Edinburgh Fringe 2010
Anyone climbing to the top of the political greasy pole must exhibit passion, conviction and charisma. Ross Gurney-Randall’s powerful portrayal gives us an insight into the complex personality of Italy’s most notorious dictator.
“Trying to govern the Italian people isn’t difficult, it’s merely pointless” is just one of a number of Mussolini’s classic one-liners in this biographical portrayal of the Italian dictator from Ross Gurney-Randall. Mixing facts with some pithy and dark humour, Gurney-Randall injects passion, conviction and no little energy to his performance, his piercing eyes, bull neck and alternately threatening and vulnerable demeanour going a long way to conveying the complex personality behind arguably Italy’s most notorious leader.
Pivoting around the period when Mussolini was fleeing from both the closing Allied net and the threat of Italian partisans – with only the latter likely to kill him – Gurney-Randall takes us back to Mussolini’s roots as a school teacher and one time journalist. A self-educated man with interests as diverse as Plato, Dante, Machiavelli and Nietzsche, his rise to power was evolutionary rather than the more direct route taken by his psychotic protégé, one Adolf Hitler. But rise to power he did, ultimately acquiring all the characteristics of a dictator – arrogance, hubris and narcissism included.

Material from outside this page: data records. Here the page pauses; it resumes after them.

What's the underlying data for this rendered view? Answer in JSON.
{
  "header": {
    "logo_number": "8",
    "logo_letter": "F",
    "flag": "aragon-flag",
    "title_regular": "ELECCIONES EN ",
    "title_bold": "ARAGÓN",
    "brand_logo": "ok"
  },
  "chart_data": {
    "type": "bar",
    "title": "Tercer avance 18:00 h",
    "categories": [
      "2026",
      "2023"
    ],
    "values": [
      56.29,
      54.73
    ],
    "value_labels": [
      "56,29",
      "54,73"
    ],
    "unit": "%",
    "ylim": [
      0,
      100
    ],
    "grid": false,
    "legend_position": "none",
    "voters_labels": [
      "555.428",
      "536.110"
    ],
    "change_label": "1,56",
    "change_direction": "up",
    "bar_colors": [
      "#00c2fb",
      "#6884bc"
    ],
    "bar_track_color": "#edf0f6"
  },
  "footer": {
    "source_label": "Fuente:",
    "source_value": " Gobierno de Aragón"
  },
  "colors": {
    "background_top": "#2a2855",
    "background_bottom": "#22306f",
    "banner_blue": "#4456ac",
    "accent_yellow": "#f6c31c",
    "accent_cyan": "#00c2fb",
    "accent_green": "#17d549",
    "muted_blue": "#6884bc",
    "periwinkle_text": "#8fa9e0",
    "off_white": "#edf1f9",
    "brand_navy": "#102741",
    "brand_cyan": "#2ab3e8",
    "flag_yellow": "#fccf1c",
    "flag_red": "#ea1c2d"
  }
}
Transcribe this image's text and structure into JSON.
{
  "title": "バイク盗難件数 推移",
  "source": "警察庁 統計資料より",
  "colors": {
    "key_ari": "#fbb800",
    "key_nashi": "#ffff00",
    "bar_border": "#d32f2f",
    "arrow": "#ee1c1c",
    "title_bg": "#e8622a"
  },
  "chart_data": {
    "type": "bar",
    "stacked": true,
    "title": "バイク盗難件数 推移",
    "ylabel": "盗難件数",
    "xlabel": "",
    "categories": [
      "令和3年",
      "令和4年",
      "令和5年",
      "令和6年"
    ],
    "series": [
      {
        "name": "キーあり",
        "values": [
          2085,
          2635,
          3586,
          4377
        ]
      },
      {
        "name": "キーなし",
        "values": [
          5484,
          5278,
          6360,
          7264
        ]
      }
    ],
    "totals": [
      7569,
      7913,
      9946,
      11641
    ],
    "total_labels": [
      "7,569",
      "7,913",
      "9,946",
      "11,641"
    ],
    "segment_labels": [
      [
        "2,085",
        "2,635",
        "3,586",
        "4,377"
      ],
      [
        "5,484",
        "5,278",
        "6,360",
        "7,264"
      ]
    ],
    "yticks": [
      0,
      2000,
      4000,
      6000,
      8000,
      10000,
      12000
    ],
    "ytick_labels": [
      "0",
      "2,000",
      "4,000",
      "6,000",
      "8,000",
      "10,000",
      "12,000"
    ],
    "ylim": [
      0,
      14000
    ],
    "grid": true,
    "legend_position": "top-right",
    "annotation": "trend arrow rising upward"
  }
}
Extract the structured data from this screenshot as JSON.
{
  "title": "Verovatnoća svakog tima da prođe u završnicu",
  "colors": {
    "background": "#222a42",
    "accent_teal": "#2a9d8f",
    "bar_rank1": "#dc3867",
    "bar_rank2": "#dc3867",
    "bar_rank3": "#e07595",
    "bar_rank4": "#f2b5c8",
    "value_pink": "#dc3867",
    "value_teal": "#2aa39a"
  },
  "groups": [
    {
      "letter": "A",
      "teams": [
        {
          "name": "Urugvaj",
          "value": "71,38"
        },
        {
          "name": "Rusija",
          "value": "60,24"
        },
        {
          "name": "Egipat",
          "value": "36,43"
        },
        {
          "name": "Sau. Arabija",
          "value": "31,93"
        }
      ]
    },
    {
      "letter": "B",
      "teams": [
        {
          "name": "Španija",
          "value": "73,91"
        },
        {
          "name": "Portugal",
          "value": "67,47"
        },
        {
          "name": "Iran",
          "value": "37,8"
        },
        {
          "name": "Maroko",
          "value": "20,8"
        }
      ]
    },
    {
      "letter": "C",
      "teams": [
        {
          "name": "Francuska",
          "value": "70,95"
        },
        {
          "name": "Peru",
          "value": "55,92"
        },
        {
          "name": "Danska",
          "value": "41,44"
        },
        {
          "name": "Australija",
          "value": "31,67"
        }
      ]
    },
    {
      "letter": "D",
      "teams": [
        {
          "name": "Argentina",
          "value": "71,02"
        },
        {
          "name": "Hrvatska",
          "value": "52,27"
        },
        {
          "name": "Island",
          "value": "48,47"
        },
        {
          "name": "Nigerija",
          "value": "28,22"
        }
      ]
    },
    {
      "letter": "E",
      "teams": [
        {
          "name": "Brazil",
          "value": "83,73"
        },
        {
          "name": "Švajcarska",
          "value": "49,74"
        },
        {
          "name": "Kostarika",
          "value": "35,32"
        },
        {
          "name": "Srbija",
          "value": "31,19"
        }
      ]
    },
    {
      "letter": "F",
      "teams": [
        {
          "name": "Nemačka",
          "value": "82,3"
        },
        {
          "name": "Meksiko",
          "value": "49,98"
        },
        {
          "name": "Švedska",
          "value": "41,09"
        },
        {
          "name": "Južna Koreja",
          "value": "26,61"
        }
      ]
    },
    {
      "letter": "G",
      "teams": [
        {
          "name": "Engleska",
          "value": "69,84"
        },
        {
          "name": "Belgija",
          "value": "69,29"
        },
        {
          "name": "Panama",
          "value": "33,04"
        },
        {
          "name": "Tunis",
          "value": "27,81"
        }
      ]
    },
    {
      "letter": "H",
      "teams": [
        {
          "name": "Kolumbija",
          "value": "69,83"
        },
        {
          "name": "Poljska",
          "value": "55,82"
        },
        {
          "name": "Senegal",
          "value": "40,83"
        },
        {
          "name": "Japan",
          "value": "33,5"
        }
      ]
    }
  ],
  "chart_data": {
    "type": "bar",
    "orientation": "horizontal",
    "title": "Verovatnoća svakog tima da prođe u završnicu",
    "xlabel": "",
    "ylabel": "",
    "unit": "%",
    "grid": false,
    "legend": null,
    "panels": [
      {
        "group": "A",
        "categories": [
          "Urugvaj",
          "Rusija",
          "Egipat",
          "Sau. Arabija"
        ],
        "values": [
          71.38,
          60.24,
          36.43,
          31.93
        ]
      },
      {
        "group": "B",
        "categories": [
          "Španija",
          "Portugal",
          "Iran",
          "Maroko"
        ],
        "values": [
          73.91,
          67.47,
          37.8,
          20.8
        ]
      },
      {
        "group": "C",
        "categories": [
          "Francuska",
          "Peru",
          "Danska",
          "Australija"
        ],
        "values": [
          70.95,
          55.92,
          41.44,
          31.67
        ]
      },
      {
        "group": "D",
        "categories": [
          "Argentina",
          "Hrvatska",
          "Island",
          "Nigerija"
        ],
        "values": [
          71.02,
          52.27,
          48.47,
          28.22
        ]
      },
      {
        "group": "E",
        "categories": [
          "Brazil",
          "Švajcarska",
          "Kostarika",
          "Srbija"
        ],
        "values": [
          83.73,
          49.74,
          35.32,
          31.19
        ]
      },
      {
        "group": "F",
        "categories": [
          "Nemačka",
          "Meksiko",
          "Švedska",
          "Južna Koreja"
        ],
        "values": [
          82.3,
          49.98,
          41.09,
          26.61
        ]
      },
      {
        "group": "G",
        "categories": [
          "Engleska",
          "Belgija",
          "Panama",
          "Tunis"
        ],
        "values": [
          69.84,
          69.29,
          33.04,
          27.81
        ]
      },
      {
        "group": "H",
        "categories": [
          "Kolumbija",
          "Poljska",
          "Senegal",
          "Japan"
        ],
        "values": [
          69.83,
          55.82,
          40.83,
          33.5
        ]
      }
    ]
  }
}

Yet a lot of the principles that Mussolini espoused were in many ways ahead of their time – universal suffrage and proportional representation being just two. However, espousing principles is one thing, acting on them is another. Like a lot of dictators, Mussolini talked a good game but his desire to cling to power persuaded him to continually forsake principles for the pragmatism that preserved his status as Italian supremo.
All of this comes across through Gurney-Randall’s storytelling as well as Mussolini’s growing vulnerability as his empire starts to unwind in the latter stages of the war against the Allies. Whilst tending towards the didactic at times, Gurney-Randall gets close enough to his subject to reveal elements of the human side behind an essentially villainous individual. It’s a finely judged performance – just as you might be thinking there was the possibility that Mussolini has been misunderstood, the door on potential redemption is slammed shut with further exposes of what remain horrific acts against his people, including the 15,000 Jews he sent to their deaths.
This was an effective piece of theatre with a suitcase of carefully chosen artefacts from Mussolini’s life augmented by clever lighting that made excellent use of a relatively tight stage. Gurney-Randall and co-author Dave Mounfield have produced a well-researched script which Paul Hodson has turned into a tightly choreographed performance. Well worth a visit.